Siete con cuarenta y dos antes del meridiano. De un sobresalto, en mi casa, alguien me despierta con su grito.
Incendio en la cárcel de Quillota
escucho decir. Me despierto, me levanto y me informo mientras pienso y deseo que sean más que ochenta y tres los fallecidos, que por asfixia, calor, u otro motivo, cada uno, habría de producir un rito fúnebre en los días venideros. Que mueran en mayor cantidad y proporción que el 8 de diciembre de 2010 en el incendio de la cárcel de San Miguel, me digo. Ni la muerte de mil reos justifica medio minuto de descanso de un alma como la mía, pero estoy aquí, ahora, escribiendo estas líneas. Indago. Espero encontrar en la prensa una interminable lista de fallecidos confirmados; no la encuentro. Busco listas de desaparecidos; sigo sin resultados. No pierdo la esperanza de que fallezcan al menos el uno por ciento de los reos de la cárcel de manera de justificar mi inesperado y desagradable despertar. Podrían desaparecer todos ellos y, aún así, seguir existiendo, sin más, todos los componentes de cada una de sus familias. Sigo sin justificar mi abrupto despertar más que con la espontánea creación de estas líneas. Unas escritas sin tabúes, represiones, intereses o ambiciones más que el simple hecho de escribir.

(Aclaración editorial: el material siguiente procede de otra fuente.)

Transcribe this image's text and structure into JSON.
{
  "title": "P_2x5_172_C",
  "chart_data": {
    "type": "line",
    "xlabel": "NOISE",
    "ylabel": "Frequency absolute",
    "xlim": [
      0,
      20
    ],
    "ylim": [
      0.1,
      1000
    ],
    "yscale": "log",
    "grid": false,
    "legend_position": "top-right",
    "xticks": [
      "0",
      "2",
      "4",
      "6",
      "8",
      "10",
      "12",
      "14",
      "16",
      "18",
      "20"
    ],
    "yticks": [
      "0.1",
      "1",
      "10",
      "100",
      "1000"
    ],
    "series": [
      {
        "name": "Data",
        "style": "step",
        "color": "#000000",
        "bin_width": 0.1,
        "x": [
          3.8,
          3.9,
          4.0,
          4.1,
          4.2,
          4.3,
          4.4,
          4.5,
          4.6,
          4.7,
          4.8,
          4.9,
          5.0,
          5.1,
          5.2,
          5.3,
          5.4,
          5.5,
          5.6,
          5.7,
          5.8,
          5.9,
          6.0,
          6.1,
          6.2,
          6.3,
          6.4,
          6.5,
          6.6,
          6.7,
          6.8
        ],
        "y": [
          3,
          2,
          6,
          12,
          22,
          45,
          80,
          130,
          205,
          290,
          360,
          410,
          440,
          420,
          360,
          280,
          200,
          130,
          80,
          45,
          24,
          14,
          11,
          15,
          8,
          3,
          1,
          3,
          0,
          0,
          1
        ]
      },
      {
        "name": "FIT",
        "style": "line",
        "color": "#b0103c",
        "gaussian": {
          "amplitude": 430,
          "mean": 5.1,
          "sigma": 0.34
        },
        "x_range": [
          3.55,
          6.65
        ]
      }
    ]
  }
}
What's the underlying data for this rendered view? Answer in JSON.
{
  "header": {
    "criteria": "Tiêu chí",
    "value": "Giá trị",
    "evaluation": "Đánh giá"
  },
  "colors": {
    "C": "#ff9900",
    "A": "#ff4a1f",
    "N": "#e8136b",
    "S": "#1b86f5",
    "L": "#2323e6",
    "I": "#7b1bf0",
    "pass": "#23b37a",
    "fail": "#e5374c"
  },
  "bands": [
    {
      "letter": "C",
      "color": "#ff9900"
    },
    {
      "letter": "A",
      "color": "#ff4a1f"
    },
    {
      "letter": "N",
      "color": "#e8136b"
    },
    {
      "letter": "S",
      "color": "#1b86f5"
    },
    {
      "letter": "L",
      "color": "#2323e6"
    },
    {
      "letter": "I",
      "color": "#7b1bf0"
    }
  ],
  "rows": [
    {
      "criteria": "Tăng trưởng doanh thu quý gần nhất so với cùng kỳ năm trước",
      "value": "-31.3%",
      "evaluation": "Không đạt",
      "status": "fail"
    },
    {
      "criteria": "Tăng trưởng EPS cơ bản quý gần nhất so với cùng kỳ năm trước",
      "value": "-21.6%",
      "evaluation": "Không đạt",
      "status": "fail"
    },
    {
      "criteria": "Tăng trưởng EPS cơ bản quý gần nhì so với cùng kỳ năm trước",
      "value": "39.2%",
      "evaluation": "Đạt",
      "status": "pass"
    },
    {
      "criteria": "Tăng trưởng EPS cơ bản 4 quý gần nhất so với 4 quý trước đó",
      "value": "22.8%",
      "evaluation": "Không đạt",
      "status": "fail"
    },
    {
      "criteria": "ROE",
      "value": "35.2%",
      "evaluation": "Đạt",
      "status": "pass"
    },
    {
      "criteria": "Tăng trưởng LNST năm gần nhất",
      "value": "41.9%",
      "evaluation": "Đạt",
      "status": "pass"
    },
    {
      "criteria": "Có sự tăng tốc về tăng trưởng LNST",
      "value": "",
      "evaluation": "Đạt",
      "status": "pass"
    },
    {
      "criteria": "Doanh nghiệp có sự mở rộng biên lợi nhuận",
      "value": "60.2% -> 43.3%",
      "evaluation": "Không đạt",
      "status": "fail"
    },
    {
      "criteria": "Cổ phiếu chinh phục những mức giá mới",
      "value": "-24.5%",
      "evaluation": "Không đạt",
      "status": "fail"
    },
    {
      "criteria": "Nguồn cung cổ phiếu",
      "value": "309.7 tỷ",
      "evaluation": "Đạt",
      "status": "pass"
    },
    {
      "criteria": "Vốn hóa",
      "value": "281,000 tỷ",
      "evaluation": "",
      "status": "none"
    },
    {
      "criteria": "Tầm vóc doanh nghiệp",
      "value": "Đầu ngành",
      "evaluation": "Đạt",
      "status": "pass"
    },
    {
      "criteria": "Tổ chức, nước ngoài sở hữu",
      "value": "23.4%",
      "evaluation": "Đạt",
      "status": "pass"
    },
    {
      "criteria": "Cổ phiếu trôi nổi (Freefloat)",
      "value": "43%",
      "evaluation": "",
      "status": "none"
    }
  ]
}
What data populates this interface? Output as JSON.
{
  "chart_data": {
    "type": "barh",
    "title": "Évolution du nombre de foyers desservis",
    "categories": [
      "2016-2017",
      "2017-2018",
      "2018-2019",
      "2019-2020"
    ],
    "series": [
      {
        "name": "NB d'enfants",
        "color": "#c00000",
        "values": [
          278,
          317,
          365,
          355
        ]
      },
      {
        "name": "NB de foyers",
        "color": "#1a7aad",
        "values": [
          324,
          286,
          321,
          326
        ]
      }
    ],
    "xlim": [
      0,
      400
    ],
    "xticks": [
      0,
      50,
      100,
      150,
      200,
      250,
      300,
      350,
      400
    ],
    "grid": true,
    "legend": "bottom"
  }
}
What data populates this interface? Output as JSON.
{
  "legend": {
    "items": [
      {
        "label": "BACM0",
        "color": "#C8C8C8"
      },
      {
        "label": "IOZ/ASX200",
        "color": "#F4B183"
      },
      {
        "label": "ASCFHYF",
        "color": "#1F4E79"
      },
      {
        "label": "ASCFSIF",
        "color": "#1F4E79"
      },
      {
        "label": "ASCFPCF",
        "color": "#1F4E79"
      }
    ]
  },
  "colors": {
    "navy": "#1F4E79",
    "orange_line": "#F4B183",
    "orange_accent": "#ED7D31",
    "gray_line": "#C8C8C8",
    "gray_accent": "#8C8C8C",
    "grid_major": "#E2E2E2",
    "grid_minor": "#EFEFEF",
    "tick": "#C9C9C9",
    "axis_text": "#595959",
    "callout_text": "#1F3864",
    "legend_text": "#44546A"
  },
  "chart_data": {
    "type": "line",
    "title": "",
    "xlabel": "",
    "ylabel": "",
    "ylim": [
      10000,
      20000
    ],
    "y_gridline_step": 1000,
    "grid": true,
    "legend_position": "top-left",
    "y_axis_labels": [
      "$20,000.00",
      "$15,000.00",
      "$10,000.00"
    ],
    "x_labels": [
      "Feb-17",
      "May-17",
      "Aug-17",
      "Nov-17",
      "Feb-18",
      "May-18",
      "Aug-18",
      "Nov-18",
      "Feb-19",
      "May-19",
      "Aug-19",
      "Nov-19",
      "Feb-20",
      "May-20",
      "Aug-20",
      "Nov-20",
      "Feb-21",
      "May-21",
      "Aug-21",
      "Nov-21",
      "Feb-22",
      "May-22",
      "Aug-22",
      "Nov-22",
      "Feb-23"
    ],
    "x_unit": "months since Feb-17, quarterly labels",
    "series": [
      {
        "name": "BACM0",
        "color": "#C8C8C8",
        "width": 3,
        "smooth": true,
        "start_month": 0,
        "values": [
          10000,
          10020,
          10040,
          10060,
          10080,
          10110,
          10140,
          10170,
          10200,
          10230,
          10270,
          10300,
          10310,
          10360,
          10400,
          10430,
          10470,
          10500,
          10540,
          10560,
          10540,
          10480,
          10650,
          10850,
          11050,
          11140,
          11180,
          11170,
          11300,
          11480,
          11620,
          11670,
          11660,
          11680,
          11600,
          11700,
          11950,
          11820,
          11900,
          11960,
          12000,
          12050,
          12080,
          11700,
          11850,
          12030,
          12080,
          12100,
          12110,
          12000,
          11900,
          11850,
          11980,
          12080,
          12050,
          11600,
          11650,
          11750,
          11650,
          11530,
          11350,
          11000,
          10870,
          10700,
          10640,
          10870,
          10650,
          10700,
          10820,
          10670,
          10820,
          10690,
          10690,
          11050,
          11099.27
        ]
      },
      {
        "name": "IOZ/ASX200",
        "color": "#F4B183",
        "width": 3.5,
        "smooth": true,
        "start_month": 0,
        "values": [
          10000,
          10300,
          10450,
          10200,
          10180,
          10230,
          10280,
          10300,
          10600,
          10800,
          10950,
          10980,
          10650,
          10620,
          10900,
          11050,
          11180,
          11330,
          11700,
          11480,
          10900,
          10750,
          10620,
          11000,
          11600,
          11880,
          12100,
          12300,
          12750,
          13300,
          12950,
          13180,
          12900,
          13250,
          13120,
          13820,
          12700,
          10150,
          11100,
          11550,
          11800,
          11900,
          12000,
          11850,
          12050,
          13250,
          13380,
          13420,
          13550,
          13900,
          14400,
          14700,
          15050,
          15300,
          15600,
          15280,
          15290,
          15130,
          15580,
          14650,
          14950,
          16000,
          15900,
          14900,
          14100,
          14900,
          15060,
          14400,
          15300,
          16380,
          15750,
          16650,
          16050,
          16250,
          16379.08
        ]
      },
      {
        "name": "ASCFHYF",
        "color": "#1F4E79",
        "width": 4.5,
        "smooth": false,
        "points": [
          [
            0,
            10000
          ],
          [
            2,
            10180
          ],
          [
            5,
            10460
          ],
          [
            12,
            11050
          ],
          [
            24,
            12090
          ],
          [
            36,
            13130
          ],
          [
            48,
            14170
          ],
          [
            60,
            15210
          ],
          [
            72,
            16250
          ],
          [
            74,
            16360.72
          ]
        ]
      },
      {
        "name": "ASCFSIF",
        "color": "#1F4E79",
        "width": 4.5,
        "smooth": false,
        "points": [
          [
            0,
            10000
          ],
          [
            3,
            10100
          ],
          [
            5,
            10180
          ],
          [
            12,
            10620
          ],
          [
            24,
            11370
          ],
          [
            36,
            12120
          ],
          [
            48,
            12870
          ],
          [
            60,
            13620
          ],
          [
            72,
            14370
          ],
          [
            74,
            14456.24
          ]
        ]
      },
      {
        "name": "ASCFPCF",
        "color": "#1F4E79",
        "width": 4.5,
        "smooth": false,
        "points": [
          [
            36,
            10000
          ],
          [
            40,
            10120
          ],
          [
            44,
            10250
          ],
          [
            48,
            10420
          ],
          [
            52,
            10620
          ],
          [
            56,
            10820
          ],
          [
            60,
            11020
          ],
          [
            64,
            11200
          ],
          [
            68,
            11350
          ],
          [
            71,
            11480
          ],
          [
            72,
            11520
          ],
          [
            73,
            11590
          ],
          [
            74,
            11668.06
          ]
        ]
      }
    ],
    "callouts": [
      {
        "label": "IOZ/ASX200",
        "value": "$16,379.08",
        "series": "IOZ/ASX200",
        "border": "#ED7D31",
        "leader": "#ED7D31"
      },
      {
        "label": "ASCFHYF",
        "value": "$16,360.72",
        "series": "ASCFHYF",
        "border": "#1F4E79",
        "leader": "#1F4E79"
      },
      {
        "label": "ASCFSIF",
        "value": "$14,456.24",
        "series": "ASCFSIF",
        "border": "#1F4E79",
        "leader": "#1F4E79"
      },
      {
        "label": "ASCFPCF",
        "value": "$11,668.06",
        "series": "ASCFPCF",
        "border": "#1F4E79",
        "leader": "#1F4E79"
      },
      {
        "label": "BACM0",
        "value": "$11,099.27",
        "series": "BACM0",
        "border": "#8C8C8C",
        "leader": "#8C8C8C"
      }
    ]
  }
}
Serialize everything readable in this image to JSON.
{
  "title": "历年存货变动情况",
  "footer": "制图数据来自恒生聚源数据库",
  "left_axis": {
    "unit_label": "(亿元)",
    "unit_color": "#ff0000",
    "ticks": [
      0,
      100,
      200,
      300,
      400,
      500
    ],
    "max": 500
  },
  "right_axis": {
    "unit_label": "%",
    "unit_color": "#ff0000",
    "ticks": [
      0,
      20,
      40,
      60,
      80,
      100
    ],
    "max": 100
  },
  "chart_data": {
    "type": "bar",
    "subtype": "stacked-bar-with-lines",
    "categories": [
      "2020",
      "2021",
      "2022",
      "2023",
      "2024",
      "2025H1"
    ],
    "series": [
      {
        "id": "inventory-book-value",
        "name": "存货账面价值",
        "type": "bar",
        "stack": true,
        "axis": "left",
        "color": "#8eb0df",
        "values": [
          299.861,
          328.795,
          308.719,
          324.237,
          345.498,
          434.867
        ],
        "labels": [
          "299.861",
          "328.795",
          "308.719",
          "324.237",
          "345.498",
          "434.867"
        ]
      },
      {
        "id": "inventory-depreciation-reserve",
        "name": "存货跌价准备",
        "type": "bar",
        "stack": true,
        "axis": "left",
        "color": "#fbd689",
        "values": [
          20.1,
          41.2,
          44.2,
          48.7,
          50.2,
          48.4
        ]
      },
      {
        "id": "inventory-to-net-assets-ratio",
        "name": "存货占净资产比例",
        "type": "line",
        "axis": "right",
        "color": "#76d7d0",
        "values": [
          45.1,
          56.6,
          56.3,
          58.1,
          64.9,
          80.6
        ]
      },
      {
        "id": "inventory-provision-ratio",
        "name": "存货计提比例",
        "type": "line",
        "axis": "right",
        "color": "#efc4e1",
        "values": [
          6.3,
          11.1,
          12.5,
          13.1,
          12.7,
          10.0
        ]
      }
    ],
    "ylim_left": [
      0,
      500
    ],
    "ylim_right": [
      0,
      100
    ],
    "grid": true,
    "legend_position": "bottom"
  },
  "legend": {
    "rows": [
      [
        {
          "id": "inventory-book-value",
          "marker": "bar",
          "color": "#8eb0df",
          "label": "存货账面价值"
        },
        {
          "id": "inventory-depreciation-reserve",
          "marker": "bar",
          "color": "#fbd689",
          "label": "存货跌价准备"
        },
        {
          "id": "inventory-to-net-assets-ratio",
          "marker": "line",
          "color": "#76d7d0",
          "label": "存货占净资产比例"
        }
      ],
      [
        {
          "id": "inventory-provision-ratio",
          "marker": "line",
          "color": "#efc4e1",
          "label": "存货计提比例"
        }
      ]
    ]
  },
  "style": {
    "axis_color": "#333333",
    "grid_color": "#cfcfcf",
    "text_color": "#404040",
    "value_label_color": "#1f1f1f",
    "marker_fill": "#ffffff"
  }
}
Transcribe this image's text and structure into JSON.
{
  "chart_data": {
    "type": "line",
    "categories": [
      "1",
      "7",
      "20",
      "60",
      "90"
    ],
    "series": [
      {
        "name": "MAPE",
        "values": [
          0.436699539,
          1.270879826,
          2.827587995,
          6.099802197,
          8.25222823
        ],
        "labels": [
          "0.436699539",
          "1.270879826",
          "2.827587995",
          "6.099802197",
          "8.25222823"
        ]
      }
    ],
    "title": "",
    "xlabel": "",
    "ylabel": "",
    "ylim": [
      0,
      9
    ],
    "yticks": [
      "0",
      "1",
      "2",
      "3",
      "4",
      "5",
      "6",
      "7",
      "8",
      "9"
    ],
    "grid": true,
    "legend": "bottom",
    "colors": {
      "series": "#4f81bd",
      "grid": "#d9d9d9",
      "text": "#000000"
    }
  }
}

En mentes limitadas y llenas de tabués, resentimientos, envidias, prejuicios, cánones sociales e insulsas reprimendas religiosas, en mentes que muy extrañamente han leído siquiera el manual de Carreño o algo de Marcela Paz, quizás esto cause estupor, rubor en la faz de más de uno. ¡Y ay del mí!, si no había menos que esperar. Debo ser el único que en este mundo desea no vivir siquiera cerca de una cárcel, que desea no llegar a conocer reo alguno en su vida o que, se avergonzaría de llegar a tener siquiera el más mínimo, vago y despreciable nexo social con uno de ellos.